Le juge délégué : La greffière :
Du 18 juillet 2011
Le dispositif de l'arrêt qui précède est communiqué par écrit aux intéressés.
La greffière :
Du
L'arrêt qui précède, dont la rédaction a été approuvée à huis clos, est notifié en expédition complète, par l'envoi de photocopies à :
‑ Me Romano Buob (pour A.E.), ‑ Me Stéphane Coudray (pour B.E.).
La Cour d’appel civile considère que la valeur litigieuse est supérieure à 20'000 francs.

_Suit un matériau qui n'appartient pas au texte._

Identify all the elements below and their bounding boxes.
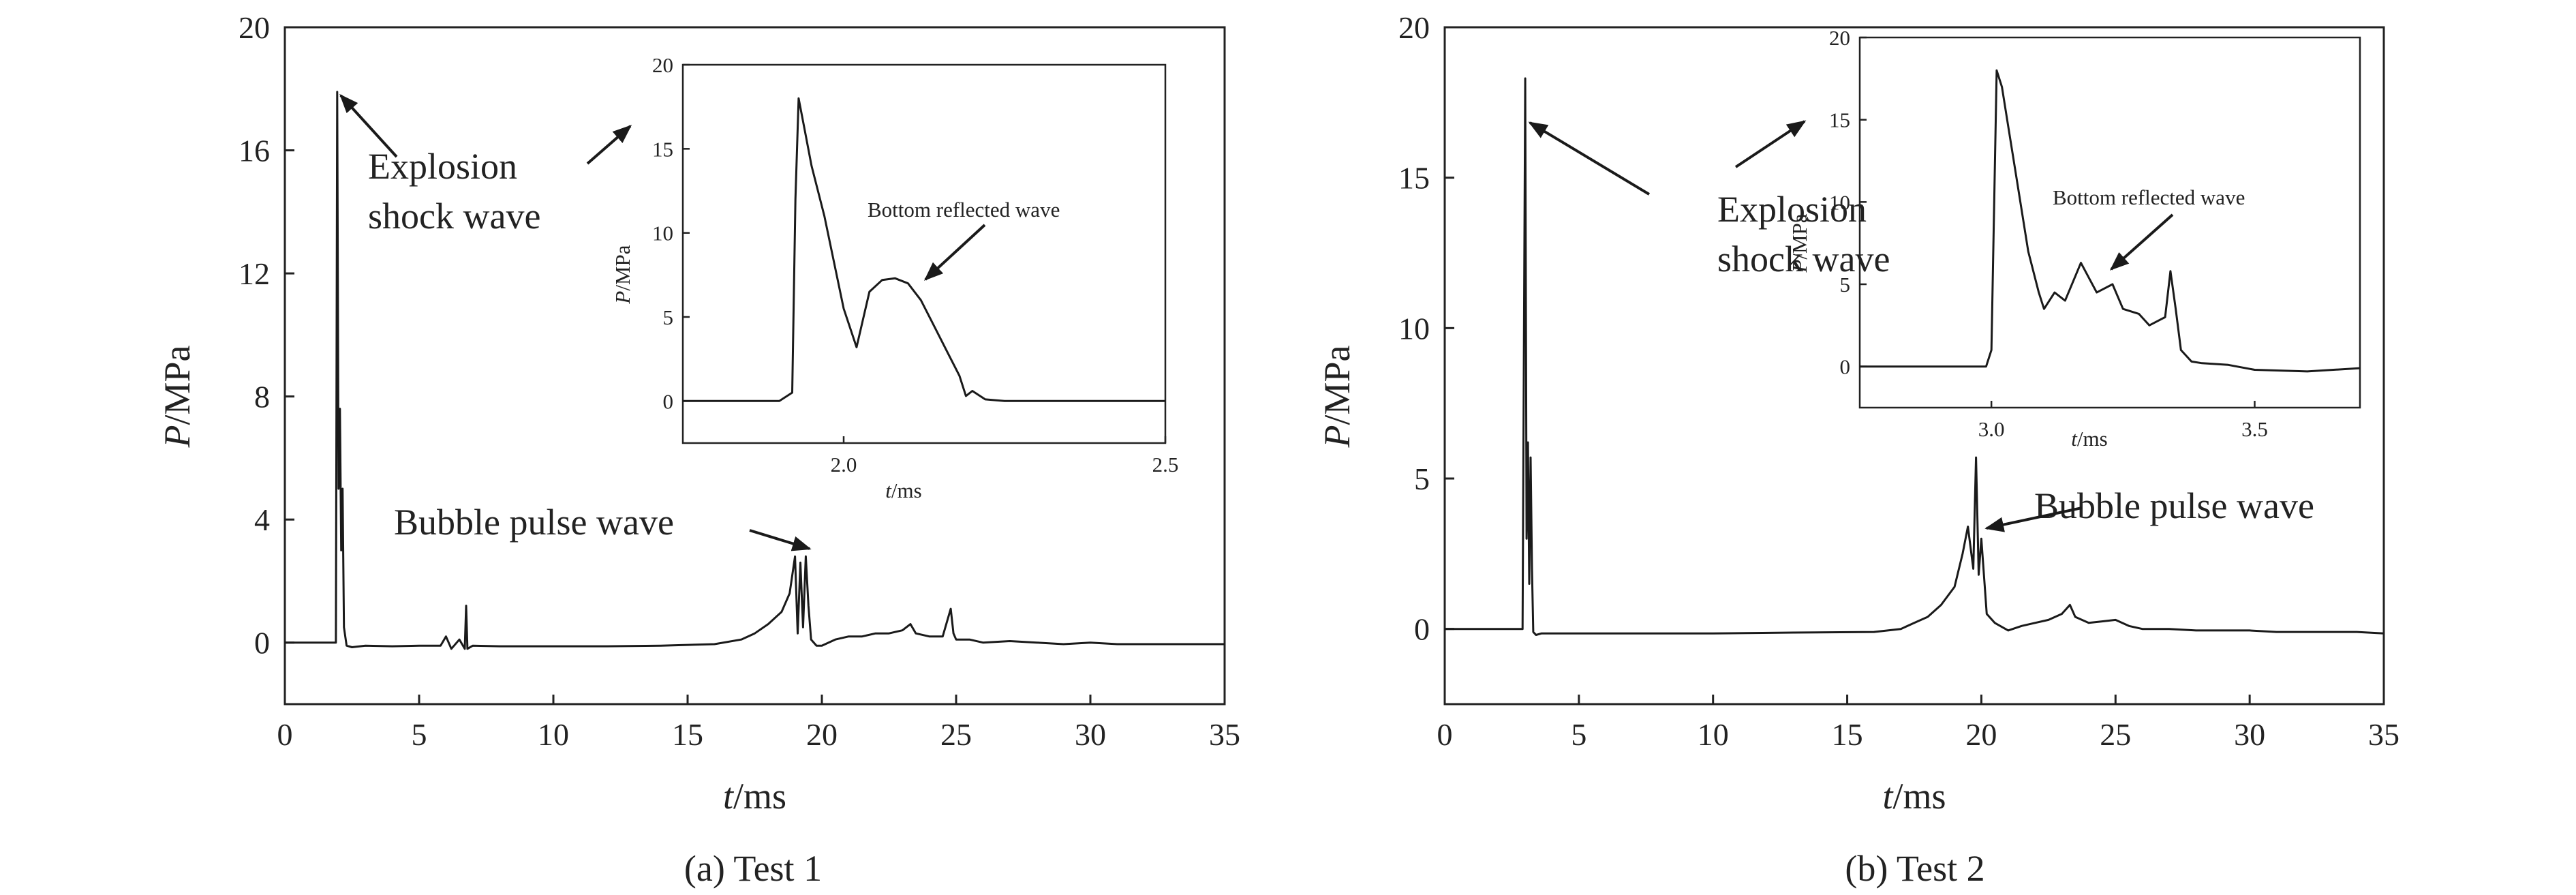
x-tick-label: 25 <box>940 717 972 752</box>
shock-arrow-main <box>1528 121 1651 196</box>
inset-y-tick-label: 20 <box>652 53 673 77</box>
inset-y-tick-label: 5 <box>1840 273 1851 297</box>
x-tick-label: 5 <box>412 717 427 752</box>
shock-arrow-inset <box>1734 120 1807 168</box>
annotation-bubble-pulse: Bubble pulse wave <box>394 502 674 543</box>
inset-y-tick-label: 10 <box>652 222 673 245</box>
x-tick-label: 20 <box>1965 717 1997 752</box>
inset-x-axis-label: t/ms <box>2071 427 2107 451</box>
y-tick-label: 5 <box>1414 461 1430 496</box>
x-tick-label: 10 <box>538 717 569 752</box>
shock-arrow-inset <box>586 125 632 165</box>
inset-x-tick-label: 2.5 <box>1152 453 1179 476</box>
x-tick-label: 10 <box>1698 717 1729 752</box>
x-tick-label: 30 <box>2234 717 2265 752</box>
x-axis-label: t/ms <box>1882 776 1946 817</box>
annotation-shock-wave: shock wave <box>368 196 540 237</box>
inset-pressure-trace <box>1860 69 2361 373</box>
plot-frame <box>283 26 1226 706</box>
inset-y-tick-label: 10 <box>1829 190 1850 214</box>
panel-caption: (b) Test 2 <box>1845 848 1984 889</box>
x-tick-label: 20 <box>806 717 838 752</box>
y-tick-label: 20 <box>239 10 270 45</box>
inset-pressure-trace <box>683 97 1165 402</box>
inset-x-tick-label: 3.5 <box>2241 417 2268 441</box>
y-tick-label: 16 <box>239 134 270 168</box>
inset-y-tick-label: 0 <box>663 389 674 413</box>
y-tick-label: 0 <box>254 626 270 661</box>
pressure-trace <box>285 91 1225 650</box>
y-tick-label: 0 <box>1414 612 1430 647</box>
x-tick-label: 30 <box>1075 717 1106 752</box>
annotation-bubble-pulse: Bubble pulse wave <box>2034 485 2314 526</box>
annotation-bottom-reflected: Bottom reflected wave <box>868 198 1060 222</box>
plot-frame <box>1443 26 2385 706</box>
bubble-arrow <box>749 529 812 551</box>
y-tick-label: 15 <box>1398 161 1430 196</box>
x-tick-label: 35 <box>2368 717 2399 752</box>
panel-test-1: 0 5 10 15 20 25 30 35 0 4 8 12 16 20 t/ms P/MPa Explosio… <box>157 10 1240 889</box>
shock-arrow-main <box>339 93 398 158</box>
panel-test-2: 0 5 10 15 20 25 30 3505101520t/msP/MPaExplosion… <box>1317 10 2399 889</box>
x-tick-label: 15 <box>1832 717 1863 752</box>
inset-y-tick-label: 15 <box>1829 108 1850 132</box>
y-tick-label: 20 <box>1398 10 1430 45</box>
annotation-shock-wave: shock wave <box>1717 239 1890 279</box>
y-tick-label: 10 <box>1398 311 1430 346</box>
inset-x-axis-label: t/ms <box>885 479 921 502</box>
inset-plot: 3.0 3.5 0 5 10 15 20 t/ms P/MPa Bottom reflected … <box>1788 26 2361 451</box>
inset-x-tick-label: 3.0 <box>1978 417 2005 441</box>
inset-y-axis-label: P/MPa <box>611 245 634 304</box>
annotation-explosion: Explosion <box>1717 189 1867 230</box>
inset-y-axis-label: P/MPa <box>1788 213 1811 273</box>
x-tick-label: 25 <box>2100 717 2131 752</box>
annotation-explosion: Explosion <box>368 146 517 187</box>
inset-plot: 2.0 2.5 0 5 10 15 20 t/ms P/MPa Bottom reflected … <box>611 53 1178 502</box>
x-tick-label: 15 <box>672 717 703 752</box>
panel-caption: (a) Test 1 <box>684 848 822 889</box>
inset-y-tick-label: 15 <box>652 137 673 161</box>
x-tick-label: 5 <box>1571 717 1586 752</box>
inset-x-tick-label: 2.0 <box>831 453 857 476</box>
pressure-trace <box>1445 77 2385 636</box>
x-tick-label: 0 <box>277 717 293 752</box>
inset-y-tick-label: 20 <box>1829 26 1850 50</box>
y-tick-label: 12 <box>239 256 270 291</box>
x-tick-label: 0 <box>1437 717 1453 752</box>
inset-y-tick-label: 0 <box>1840 355 1851 379</box>
y-tick-label: 8 <box>254 380 270 414</box>
y-tick-label: 4 <box>254 502 270 537</box>
bubble-arrow <box>1984 506 2083 532</box>
y-axis-label: P/MPa <box>157 345 198 448</box>
x-axis-label: t/ms <box>723 776 786 817</box>
bottom-reflected-arrow <box>923 224 986 281</box>
x-tick-label: 35 <box>1209 717 1240 752</box>
bottom-reflected-arrow <box>2109 213 2174 271</box>
annotation-bottom-reflected: Bottom reflected wave <box>2053 185 2245 209</box>
inset-frame <box>1858 36 2361 409</box>
y-axis-label: P/MPa <box>1317 345 1358 448</box>
inset-frame <box>681 63 1167 444</box>
inset-y-tick-label: 5 <box>663 305 674 329</box>
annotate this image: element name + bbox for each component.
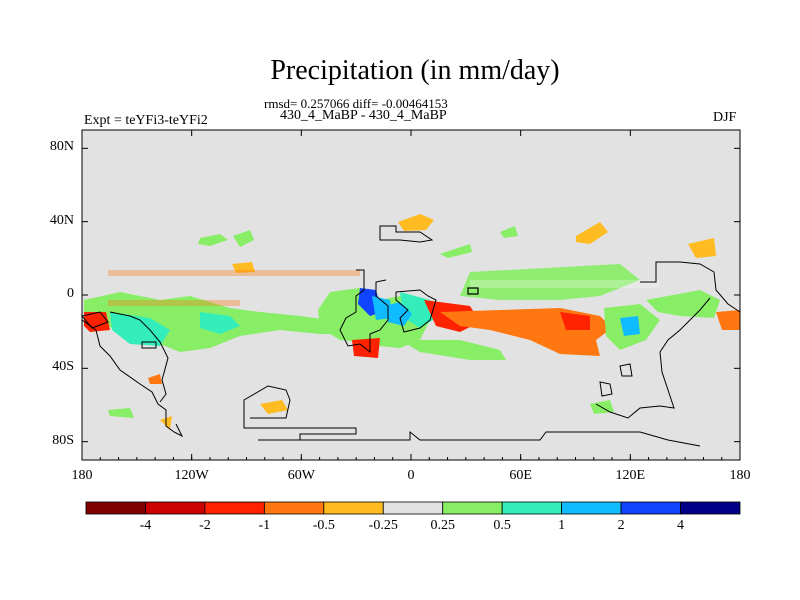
x-tick-label: 120E: [615, 468, 646, 483]
coastline-island: [599, 381, 613, 397]
colorbar: [85, 501, 741, 515]
anomaly-patch: [716, 310, 740, 330]
anomaly-patch: [108, 408, 134, 418]
y-tick-label: 80S: [52, 432, 74, 448]
anomaly-patch: [440, 244, 472, 258]
colorbar-swatch: [145, 501, 206, 515]
x-tick-label: 180: [71, 468, 93, 483]
x-tick-label: 60E: [509, 468, 532, 483]
coastline-europe: [379, 225, 434, 243]
y-tick-label: 40S: [52, 359, 74, 375]
colorbar-swatch: [323, 501, 384, 515]
anomaly-patch: [460, 264, 640, 300]
rmsd-diff-text: rmsd= 0.257066 diff= -0.00464153: [264, 96, 448, 111]
x-tick-label: 180: [729, 468, 751, 483]
x-tick-label: 60W: [287, 468, 315, 483]
colorbar-label: -0.5: [312, 518, 335, 533]
colorbar-swatch: [561, 501, 622, 515]
colorbar-label: -2: [199, 518, 211, 533]
colorbar-label: 0.5: [493, 518, 511, 533]
axis-ticks: [81, 130, 741, 460]
x-tick-label: 0: [407, 468, 415, 483]
anomaly-patch: [198, 234, 228, 246]
x-tick-label: 120W: [174, 468, 209, 483]
colorbar-label: 0.25: [430, 518, 455, 533]
anomaly-patch: [148, 374, 162, 384]
colorbar-swatch: [85, 501, 146, 515]
coastline-island: [141, 341, 157, 349]
anomaly-patch: [470, 280, 660, 288]
anomaly-patch: [260, 400, 288, 414]
anomaly-patch: [560, 312, 590, 330]
colorbar-swatch: [204, 501, 265, 515]
coastline-island: [619, 363, 633, 377]
anomaly-patch: [398, 214, 434, 231]
season-label: DJF: [713, 110, 737, 125]
expt-left-label: Expt = teYFi3-teYFi2: [84, 113, 208, 128]
colorbar-swatch: [442, 501, 503, 515]
colorbar-swatch: [263, 501, 325, 515]
anomaly-patch: [620, 316, 640, 336]
colorbar-swatch: [620, 501, 681, 515]
coastline-africa: [395, 289, 437, 333]
y-tick-label: 80N: [49, 139, 74, 155]
precip-anomaly-shading: [84, 214, 740, 430]
anomaly-patch: [500, 226, 518, 238]
colorbar-label: -0.25: [368, 518, 398, 533]
coastline-island: [467, 287, 479, 295]
anomaly-patch: [400, 340, 506, 360]
colorbar-label: 1: [558, 518, 566, 533]
coastline-africa: [339, 269, 389, 354]
coastline-asia: [640, 261, 741, 313]
experiment-label: 430_4_MaBP - 430_4_MaBP: [280, 108, 447, 123]
coastlines: [81, 225, 741, 447]
colorbar-swatch: [382, 501, 444, 515]
anomaly-patch: [108, 300, 240, 306]
y-tick-label: 40N: [49, 212, 74, 228]
anomaly-patch: [576, 222, 608, 244]
anomaly-patch: [232, 262, 255, 273]
anomaly-patch: [352, 338, 380, 358]
y-tick-label: 0: [67, 286, 74, 301]
anomaly-patch: [110, 312, 170, 346]
anomaly-patch: [688, 238, 716, 258]
anomaly-patch: [108, 270, 360, 276]
colorbar-label: 4: [677, 518, 685, 533]
colorbar-swatch: [501, 501, 563, 515]
anomaly-patch: [646, 290, 720, 318]
coastline-australia: [595, 297, 711, 419]
anomaly-patch: [200, 312, 240, 334]
coastline-antarctic: [258, 430, 701, 447]
colorbar-swatch: [680, 501, 741, 515]
chart-title: Precipitation (in mm/day): [270, 55, 560, 86]
anomaly-patch: [233, 230, 254, 247]
colorbar-label: -1: [258, 518, 271, 533]
coastline-south-america: [109, 311, 169, 403]
colorbar-label: -4: [139, 518, 152, 533]
coastline-antarctic: [243, 385, 357, 441]
coastline-south-america: [81, 319, 184, 438]
coastline-island: [81, 311, 109, 329]
colorbar-label: 2: [617, 518, 625, 533]
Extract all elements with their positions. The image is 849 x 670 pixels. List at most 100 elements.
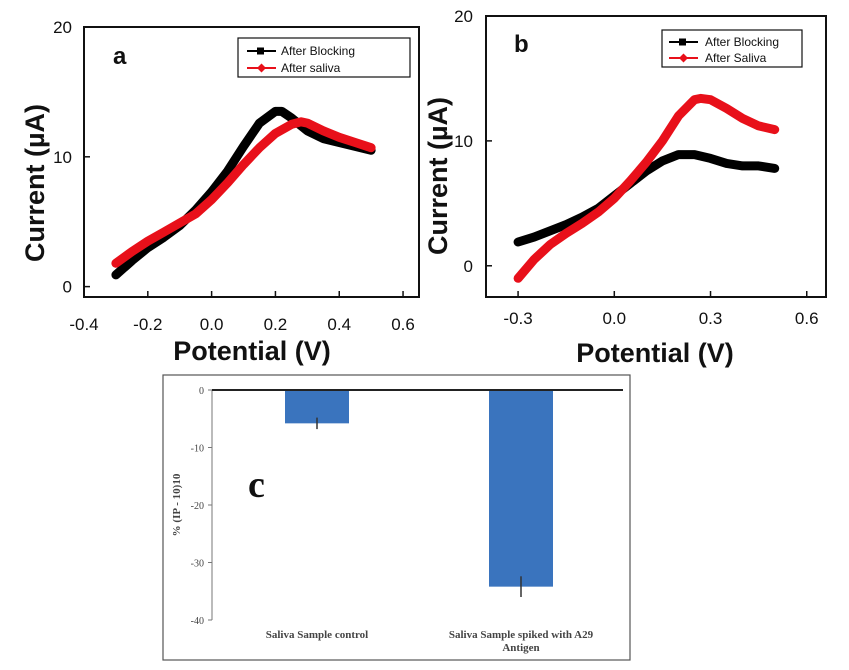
panel-b-series-saliva-point <box>610 194 619 203</box>
panel-c-category-label: Antigen <box>502 642 539 654</box>
panel-b-x-tick-label: -0.3 <box>503 309 532 328</box>
panel-a-series-blocking-point <box>288 114 295 121</box>
panel-c-y-tick-label: -40 <box>191 616 204 627</box>
panel-a-series-saliva-point <box>207 195 216 204</box>
panel-a-series-blocking-point <box>304 127 311 134</box>
panel-a-series-saliva-point <box>191 209 200 218</box>
panel-b-series-saliva-point <box>514 274 523 283</box>
panel-b-series-saliva-point <box>594 208 603 217</box>
panel-a-series-blocking-point <box>224 168 231 175</box>
panel-a-x-axis-label: Potential (V) <box>173 336 331 366</box>
panel-a-x-tick-label: 0.0 <box>200 315 224 334</box>
panel-a-x-tick-label: -0.2 <box>133 315 162 334</box>
panel-c-y-axis-label: % (IP - 10)10 <box>171 473 183 536</box>
panel-c-y-tick-label: -20 <box>191 501 204 512</box>
panel-a-series-saliva-point <box>255 143 264 152</box>
panel-b-series-blocking-point <box>691 151 698 158</box>
panel-a-series-blocking-point <box>208 188 215 195</box>
panel-c-category-label: Saliva Sample control <box>266 629 368 641</box>
panel-a-series-blocking-point <box>272 108 279 115</box>
panel-a-series-saliva-point <box>175 219 184 228</box>
panel-a-x-tick-label: 0.2 <box>264 315 288 334</box>
panel-b-x-tick-label: 0.3 <box>699 309 723 328</box>
panel-a-legend-label-saliva: After saliva <box>281 61 341 75</box>
panel-b-series-saliva-point <box>738 114 747 123</box>
panel-b-series-saliva-point <box>546 240 555 249</box>
panel-a-chart: a Potential (V) Current (µA) -0.4 -0.2 0.0… <box>20 18 420 366</box>
panel-a-series-saliva-point <box>319 126 328 135</box>
panel-a-legend-marker-blocking <box>257 47 264 55</box>
panel-b-series-saliva-point <box>770 125 779 134</box>
panel-b-y-axis-label: Current (µA) <box>423 97 453 255</box>
panel-b-y-tick-label: 0 <box>464 257 473 276</box>
panel-b-x-tick-label: 0.0 <box>602 309 626 328</box>
panel-b-series-blocking-point <box>515 239 522 246</box>
panel-b-series-saliva-point <box>530 255 539 264</box>
panel-a-series-saliva-point <box>159 228 168 237</box>
panel-a-y-tick-label: 20 <box>53 18 72 37</box>
panel-a-series-saliva-point <box>335 133 344 142</box>
panel-b-series-blocking-point <box>707 155 714 162</box>
panel-b-legend-box <box>661 29 803 68</box>
panel-a-series-saliva-point <box>223 178 232 187</box>
panel-b-legend: After Blocking After Saliva <box>661 29 803 68</box>
panel-b-y-tick-label: 10 <box>454 132 473 151</box>
panel-a-series-blocking-point <box>240 143 247 150</box>
panel-b-series-saliva-point <box>690 95 699 104</box>
panel-b-series-saliva-point <box>578 219 587 228</box>
panel-b-series-saliva-point <box>722 104 731 113</box>
panel-b-letter: b <box>514 31 529 58</box>
panel-b-series-saliva-point <box>658 136 667 145</box>
panel-b-legend-marker-saliva <box>679 53 688 63</box>
panel-a-series-blocking-point <box>256 120 263 127</box>
panel-a-series-blocking-point <box>336 139 343 146</box>
panel-b-series-blocking-point <box>659 157 666 164</box>
panel-a-series-saliva-point <box>111 259 120 268</box>
panel-a-legend: After Blocking After saliva <box>237 37 411 78</box>
panel-c-letter: c <box>248 464 265 506</box>
panel-c-y-tick-label: 0 <box>199 386 204 397</box>
panel-b-series-saliva-point <box>754 121 763 130</box>
panel-a-legend-box <box>237 37 411 78</box>
panel-b-series-saliva-point <box>706 95 715 104</box>
panel-b-x-axis-label: Potential (V) <box>576 338 734 368</box>
panel-a-series-saliva-point <box>271 129 280 138</box>
panel-a-x-tick-label: 0.6 <box>391 315 415 334</box>
panel-a-series-blocking-point <box>144 244 151 251</box>
panel-b-chart: b Potential (V) Current (µA) -0.3 0.0 0.3 0… <box>423 7 827 368</box>
panel-b-y-tick-label: 20 <box>454 7 473 26</box>
panel-b-series-blocking-point <box>675 151 682 158</box>
panel-b-series-saliva-point <box>562 229 571 238</box>
panel-a-series-blocking-point <box>278 108 285 115</box>
panel-b-series-blocking-point <box>739 162 746 169</box>
panel-a-series-blocking-point <box>128 257 135 264</box>
panel-b-series-saliva-point <box>642 158 651 167</box>
panel-b-x-tick-label: 0.6 <box>795 309 819 328</box>
panel-b-series-saliva-point <box>626 176 635 185</box>
panel-a-y-axis-label: Current (µA) <box>20 104 50 262</box>
panel-c-y-tick-label: -10 <box>191 444 204 455</box>
panel-a-x-tick-label: 0.4 <box>327 315 351 334</box>
panel-a-series-blocking-point <box>320 135 327 142</box>
panel-c-category-label: Saliva Sample spiked with A29 <box>449 629 594 641</box>
panel-b-legend-label-saliva: After Saliva <box>705 51 767 65</box>
panel-a-series-saliva-point <box>143 237 152 246</box>
panel-a-x-tick-label: -0.4 <box>69 315 98 334</box>
panel-b-series-blocking-point <box>547 227 554 234</box>
panel-a-series-saliva-point <box>127 247 136 256</box>
panel-c-y-tick-label: -30 <box>191 559 204 570</box>
panel-b-series-blocking-point <box>723 160 730 167</box>
panel-a-series-saliva-point <box>303 119 312 128</box>
panel-b-series-blocking-point <box>643 167 650 174</box>
panel-b-legend-marker-blocking <box>679 38 686 46</box>
panel-c-outer-frame <box>162 374 631 661</box>
panel-b-series-saliva-point <box>674 111 683 120</box>
panel-a-series-saliva-point <box>351 138 360 147</box>
panel-a-series-saliva-point <box>296 117 305 126</box>
panel-b-series-blocking-point <box>771 165 778 172</box>
panel-a-series-saliva-point <box>367 143 376 152</box>
panel-a-y-tick-label: 0 <box>63 278 72 297</box>
panel-b-series-blocking-point <box>755 162 762 169</box>
panel-b-series-saliva-line <box>513 93 780 283</box>
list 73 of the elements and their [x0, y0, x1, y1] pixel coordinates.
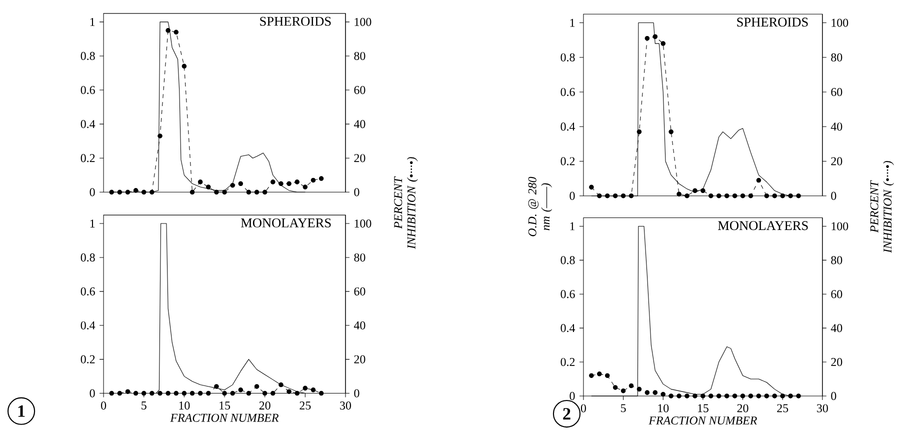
chart-title: SPHEROIDS	[737, 18, 808, 27]
y-tick-label: 0.4	[80, 120, 96, 128]
x-tick-label: 30	[340, 401, 352, 410]
y-tick-label: 0	[570, 392, 575, 400]
y-tick-label: 0.4	[80, 321, 96, 330]
y-tick-label: 0.6	[80, 287, 95, 296]
y2-tick-label: 80	[354, 52, 366, 60]
y-tick-label: 1	[570, 18, 575, 27]
x-tick-label: 10	[658, 404, 669, 412]
chart-title: SPHEROIDS	[260, 16, 331, 26]
y-tick-label: 0.4	[560, 122, 576, 131]
y2-tick-label: 80	[831, 256, 842, 264]
y2-tick-label: 20	[354, 154, 366, 162]
y-tick-label: 0.6	[80, 86, 95, 94]
y2-tick-label: 60	[354, 86, 366, 94]
x-axis-title: FRACTION NUMBER	[170, 414, 279, 422]
x-tick-label: 20	[259, 401, 270, 410]
y-tick-label: 0.8	[560, 53, 575, 62]
x-tick-label: 20	[737, 404, 748, 412]
x-tick-label: 15	[698, 404, 708, 412]
y2-tick-label: 100	[354, 219, 372, 228]
text: 2	[563, 408, 570, 420]
x-tick-label: 5	[142, 401, 146, 410]
y2-tick-label: 0	[831, 392, 836, 400]
y-tick-label: 0	[90, 389, 95, 398]
y-axis-title: O.D. @ 280 nm (——)	[528, 176, 552, 236]
y2-tick-label: 0	[831, 192, 836, 200]
y-tick-label: 1	[90, 18, 95, 26]
x-tick-label: 0	[580, 404, 586, 412]
x-tick-label: 15	[220, 401, 230, 410]
y-tick-label: 0.2	[80, 154, 95, 162]
y2-tick-label: 60	[831, 88, 842, 96]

Le présent arrêt peut faire l'objet d'un recours en matière civile devant le Tribunal fédéral au sens des art. 72 ss LTF (loi du 17 juin 2005 sur le Tribunal fédéral – RS 173.110), cas échéant d'un recours constitutionnel subsidiaire au sens des art. 113 ss LTF. Dans les affaires pécuniaires, le recours en matière civile n'est recevable que si la valeur litigieuse s'élève au moins à 15'000 fr. en matière de droit du travail et de droit du bail à loyer, à 30'000 fr. dans les autres cas, à moins que la contestation ne soulève une question juridique de principe (art. 74 LTF). Ces recours doivent être déposés devant le Tribunal fédéral dans les trente jours qui suivent la présente notification (art. 100 al. 1 LTF).
Cet arrêt est communiqué, par l'envoi de photocopies, à :
‑ M. le Président du Tribunal civil de l'arrondissement de l'Est vaudois.